The genotypes all start the simulation with the same genome size, normalized to 1, and when a multicellular individual reproduces, it has a chance of mutation inserting or deleting a fixed amount (0.1% of the original genome size, roughly the size of a single gene in a typical prokaryotic genome) from its genome. The ratio of deletion to insertion is controlled by a parameter in our simulation called indel_ratio. We used empirically-determined estimates of this ratio from (12): 5 for prokaryotes and 0.8 for eukaryotes.

The total number of cells in the population remains fixed at 10⁶, so the formation of larger groups means the population contains fewer groups in total. We assume a single cell genetic bottleneck during group-level reproduction (B = 1, in the context of Equation 1 and Figure 1a). The model was run for 10,000 generations, with 20 replicate simulations for every parameter combination. The mean fold change in genome size (averaged over the groups in each simulation and then over the replicates) is plotted against group size (Co) in Figure 1d.

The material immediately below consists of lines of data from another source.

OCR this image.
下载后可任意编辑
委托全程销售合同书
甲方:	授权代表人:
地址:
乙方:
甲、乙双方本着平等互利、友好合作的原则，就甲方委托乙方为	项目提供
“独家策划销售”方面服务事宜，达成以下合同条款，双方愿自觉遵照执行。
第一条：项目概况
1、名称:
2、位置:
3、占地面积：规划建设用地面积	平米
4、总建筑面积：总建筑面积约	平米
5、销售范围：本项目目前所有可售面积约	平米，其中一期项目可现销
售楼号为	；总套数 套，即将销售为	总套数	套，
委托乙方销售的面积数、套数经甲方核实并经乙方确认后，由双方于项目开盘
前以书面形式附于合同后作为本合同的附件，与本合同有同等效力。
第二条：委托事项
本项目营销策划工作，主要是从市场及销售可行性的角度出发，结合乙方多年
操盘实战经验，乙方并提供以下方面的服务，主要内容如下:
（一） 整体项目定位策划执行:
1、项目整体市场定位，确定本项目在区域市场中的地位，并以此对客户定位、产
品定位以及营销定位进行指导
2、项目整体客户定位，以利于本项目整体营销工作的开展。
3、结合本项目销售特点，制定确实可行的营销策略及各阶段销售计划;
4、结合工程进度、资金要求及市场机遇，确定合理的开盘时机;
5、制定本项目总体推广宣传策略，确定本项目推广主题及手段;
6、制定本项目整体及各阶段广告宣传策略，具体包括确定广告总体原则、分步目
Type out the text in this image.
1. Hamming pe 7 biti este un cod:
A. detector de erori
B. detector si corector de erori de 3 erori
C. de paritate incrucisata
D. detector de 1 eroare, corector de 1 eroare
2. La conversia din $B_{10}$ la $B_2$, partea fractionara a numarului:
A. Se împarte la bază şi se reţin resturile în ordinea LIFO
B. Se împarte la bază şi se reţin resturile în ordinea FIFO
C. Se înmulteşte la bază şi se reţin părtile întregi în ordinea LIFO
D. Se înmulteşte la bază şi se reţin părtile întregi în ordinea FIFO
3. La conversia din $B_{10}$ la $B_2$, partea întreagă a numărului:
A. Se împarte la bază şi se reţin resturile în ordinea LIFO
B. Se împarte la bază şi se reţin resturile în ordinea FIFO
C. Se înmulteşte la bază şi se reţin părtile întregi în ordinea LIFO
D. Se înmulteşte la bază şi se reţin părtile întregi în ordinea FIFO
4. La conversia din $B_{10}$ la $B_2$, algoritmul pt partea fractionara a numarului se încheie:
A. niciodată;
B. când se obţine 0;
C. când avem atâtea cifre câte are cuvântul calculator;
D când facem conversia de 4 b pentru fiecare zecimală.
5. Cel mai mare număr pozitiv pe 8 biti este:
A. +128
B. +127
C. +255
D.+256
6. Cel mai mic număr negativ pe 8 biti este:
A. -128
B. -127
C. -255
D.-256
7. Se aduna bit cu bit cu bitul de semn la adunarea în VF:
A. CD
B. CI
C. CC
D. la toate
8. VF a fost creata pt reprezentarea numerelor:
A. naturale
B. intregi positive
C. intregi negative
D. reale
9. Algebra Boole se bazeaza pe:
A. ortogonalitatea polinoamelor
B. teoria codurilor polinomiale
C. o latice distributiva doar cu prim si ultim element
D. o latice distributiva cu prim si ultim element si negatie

The simulation was written in Python, using numpy. All figures were plotted in Python 3.10, using matplotlib and seaborn. The Large Language Model ChatGPT 4 (OpenAI, 10.25.2023 version), was used to modify Python code for figure plotting via using the “Advanced Data Analysis” plugin. The Python scripts and notebooks used to run the simulation and generate the plots for Figure 1 are available in the supplement. Large Language Model Claude2–100k (Anthropic) was used to proofread the manuscript and make suggestions for technical writing improvements (i.e., spelling, grammar, and to a limited extent, sentence structure). All ideas in this paper are our own.